COLUMBIA, 4/4/12  (Review) --  Warning, all ye on-sale wine connoisseurs.  After buying and trying two different reds from Schnuck's wine sale grocery cart, this oenophile has had enough. 

With Chardonnays and some of the drier whites, one needn't be too careful.   But with reds -- Zinfandels, Cabernets, Merlots, Shirazes, Clarets, Pinots, Syrahs, and a host of different grape mixtures, I usually look for a Napa/Sonoma or Washington State pedigree; an especially dry Norton local to Missouri; a good Aussie label; or a Spanish red like a Malbec.  I also go for smaller out-of-state wineries that make their way to Missouri.  All are common in most Columbia stores, and I'm rarely disappointed. 

When wines that fit my tastes show up on sale, I get in line with everyone else.  The bottles usually go fast.  

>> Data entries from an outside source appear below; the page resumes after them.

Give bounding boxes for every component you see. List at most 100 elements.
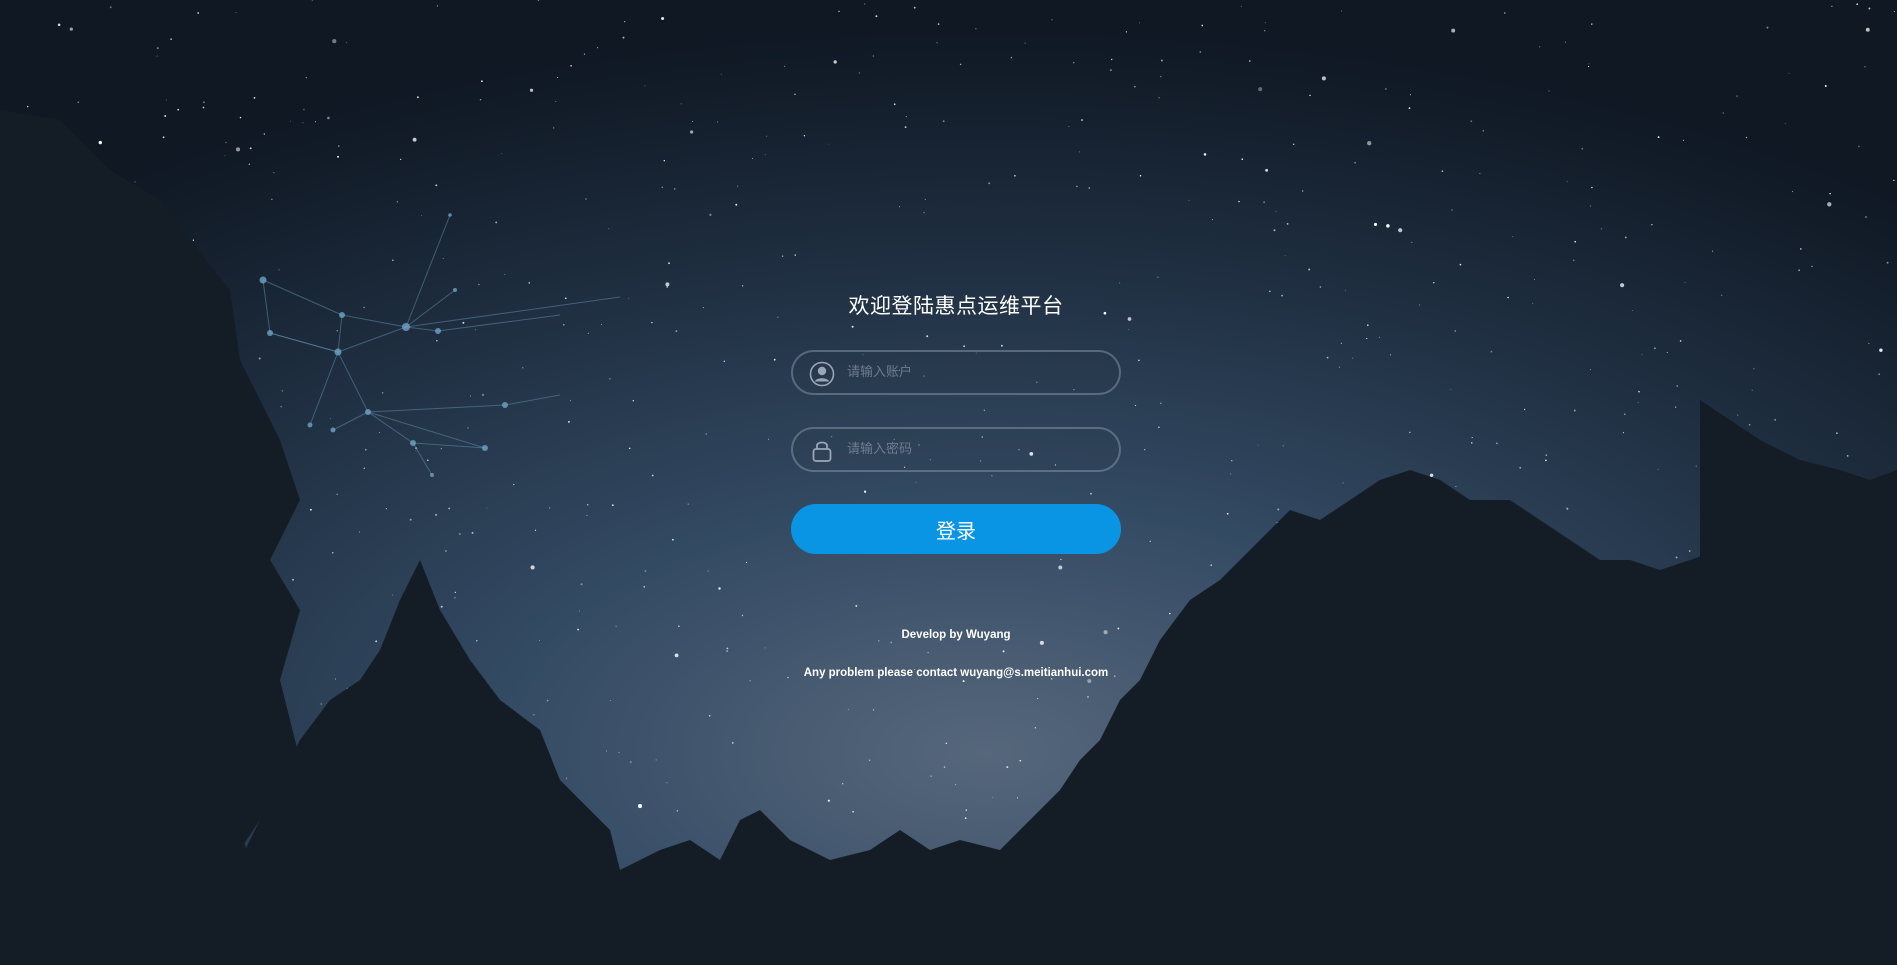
account-field[interactable] bbox=[791, 350, 1121, 395]
star bbox=[661, 186, 664, 189]
account-input[interactable] bbox=[847, 352, 1107, 393]
star bbox=[1459, 263, 1462, 266]
star bbox=[1512, 236, 1514, 237]
star bbox=[1144, 448, 1146, 451]
star bbox=[838, 10, 840, 13]
star bbox=[1831, 5, 1833, 8]
star bbox=[530, 565, 535, 570]
star bbox=[479, 99, 482, 101]
star bbox=[675, 330, 678, 333]
star bbox=[611, 504, 614, 507]
star bbox=[469, 395, 471, 397]
star bbox=[396, 201, 398, 203]
star bbox=[1249, 60, 1251, 62]
star bbox=[363, 467, 365, 469]
star bbox=[768, 438, 770, 440]
login-button[interactable]: 登录 bbox=[791, 504, 1121, 554]
star bbox=[618, 751, 620, 754]
password-input[interactable] bbox=[847, 429, 1107, 470]
star bbox=[609, 700, 611, 701]
star bbox=[1210, 564, 1213, 567]
star bbox=[202, 106, 205, 109]
star bbox=[302, 122, 304, 124]
star bbox=[1588, 65, 1590, 68]
star bbox=[1433, 282, 1435, 284]
star bbox=[651, 474, 654, 477]
star bbox=[495, 221, 498, 224]
star bbox=[162, 136, 165, 139]
star bbox=[1879, 348, 1883, 352]
star bbox=[1507, 296, 1509, 299]
star bbox=[644, 85, 646, 87]
star bbox=[1157, 276, 1159, 278]
star bbox=[1258, 87, 1263, 92]
star bbox=[177, 108, 180, 111]
star bbox=[528, 282, 531, 284]
star bbox=[1238, 200, 1240, 203]
star bbox=[1745, 136, 1748, 139]
star bbox=[794, 93, 796, 96]
star bbox=[1676, 385, 1678, 387]
star bbox=[690, 130, 694, 134]
star bbox=[165, 99, 167, 101]
star bbox=[156, 55, 158, 57]
star bbox=[57, 23, 61, 27]
star bbox=[336, 330, 338, 332]
star bbox=[1682, 139, 1684, 141]
star bbox=[1588, 63, 1590, 65]
star bbox=[628, 297, 630, 299]
star bbox=[156, 47, 159, 50]
star bbox=[781, 255, 784, 257]
star bbox=[1321, 76, 1326, 81]
star bbox=[1409, 94, 1412, 96]
star bbox=[988, 182, 991, 185]
login-panel: 欢迎登陆惠点运维平台 登录 Develop by Wuyang Any prob… bbox=[791, 288, 1121, 680]
star bbox=[1470, 120, 1473, 123]
star bbox=[942, 120, 945, 123]
star bbox=[1301, 190, 1304, 192]
star bbox=[1450, 388, 1452, 390]
star bbox=[1893, 11, 1895, 13]
star bbox=[310, 508, 312, 511]
star bbox=[1748, 423, 1751, 426]
star bbox=[1573, 259, 1575, 261]
star bbox=[1589, 369, 1592, 371]
password-field[interactable] bbox=[791, 427, 1121, 472]
star bbox=[655, 759, 657, 761]
star bbox=[936, 42, 938, 44]
star bbox=[1282, 445, 1284, 447]
star bbox=[440, 448, 442, 450]
star bbox=[905, 115, 908, 118]
star bbox=[702, 307, 704, 309]
star bbox=[828, 143, 830, 145]
star bbox=[1352, 357, 1354, 359]
star bbox=[1286, 223, 1289, 225]
star bbox=[1638, 391, 1640, 393]
star bbox=[1127, 317, 1132, 321]
star bbox=[1451, 28, 1456, 33]
star bbox=[1657, 136, 1660, 139]
star bbox=[872, 709, 875, 711]
star bbox=[904, 126, 907, 129]
star bbox=[609, 378, 611, 380]
star bbox=[1257, 444, 1259, 446]
star bbox=[1545, 454, 1548, 456]
star bbox=[1753, 368, 1755, 370]
star bbox=[1016, 797, 1019, 799]
star bbox=[567, 420, 570, 423]
star bbox=[1620, 283, 1625, 288]
star bbox=[705, 433, 707, 435]
star bbox=[847, 708, 849, 710]
star bbox=[170, 38, 172, 40]
star bbox=[1139, 22, 1141, 24]
star bbox=[570, 400, 571, 402]
star bbox=[868, 759, 871, 762]
star bbox=[280, 406, 282, 408]
star bbox=[1068, 125, 1070, 127]
star bbox=[1827, 202, 1832, 207]
star bbox=[735, 203, 738, 206]
star bbox=[1263, 201, 1265, 204]
star bbox=[1523, 408, 1526, 411]
star bbox=[77, 101, 80, 104]
star bbox=[332, 38, 337, 44]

At Schnuck's this second time around, I spotted a 2006 Renwood Zinfandel, a $15 bottle on sale for $8 from a winery with a good reputation.   I bought it, but with a certain hesitation.  Would it be bad again?   Lightning strike twice?  Never!
 
At home, I took off the cork cover.  Uh oh -- a slight bulge and tell-tale signs of "cork bleed" -- discoloration that indicates air might have entered.  Though I should have stopped when I was ahead, I persisted. 

Out came the cork.  Sniff test.  Pungent.  Taste test.  Vinegary.  Yuck!   Wife test.   She gave me the look that said, "You have failed, my valiant spouse, once again, in your quest for the perfect on-sale vino."   

Darn!  But despite the urge, I won't take it back this time.  At Gerbes, Southside, Joe's, Top Ten, and other wine purveyors, if I have to return a bottle, no problem -- no matter the reason or circumstances. 

But not at Schnuck's.   They refunded my money, but not until two "customer service" clerks spent 10 minutes debating the situation.  The bottle was open, some wine was missing.   I hadn't brought the receipt.  There was some state law, they said, about taking back spirits under such dubious circumstances.  
 
I bought the bottle two days earlier and it had a distinct Schnuck's price label, I explained.   Plus, several more of the same bottles sat ready in the sales basket.  I pointed to the basket.  I offered the two clerks a sip, just to prove how bad it tasted.  They declined.   They asked how I paid for the bottle.  Debit card.  Maybe we can go through the system and check the debit card receipts, they suggested.   That sounded like it would take forever, so I asked for the store manager.  
 
They called him and we waited.  And waited.   There's a law about store managers:  Whenever they are called to resolve a customer issue, they are always on the other side of the store.   

The manager was nice and I appreciated his time, though I wondered why Schnucks doesn't empower its customer service reps to do such routine tasks.   Now, though, I remember that old saying:  Fool me once, shame on you.  Fool me twice -- the heck with it.  I'll eat the price.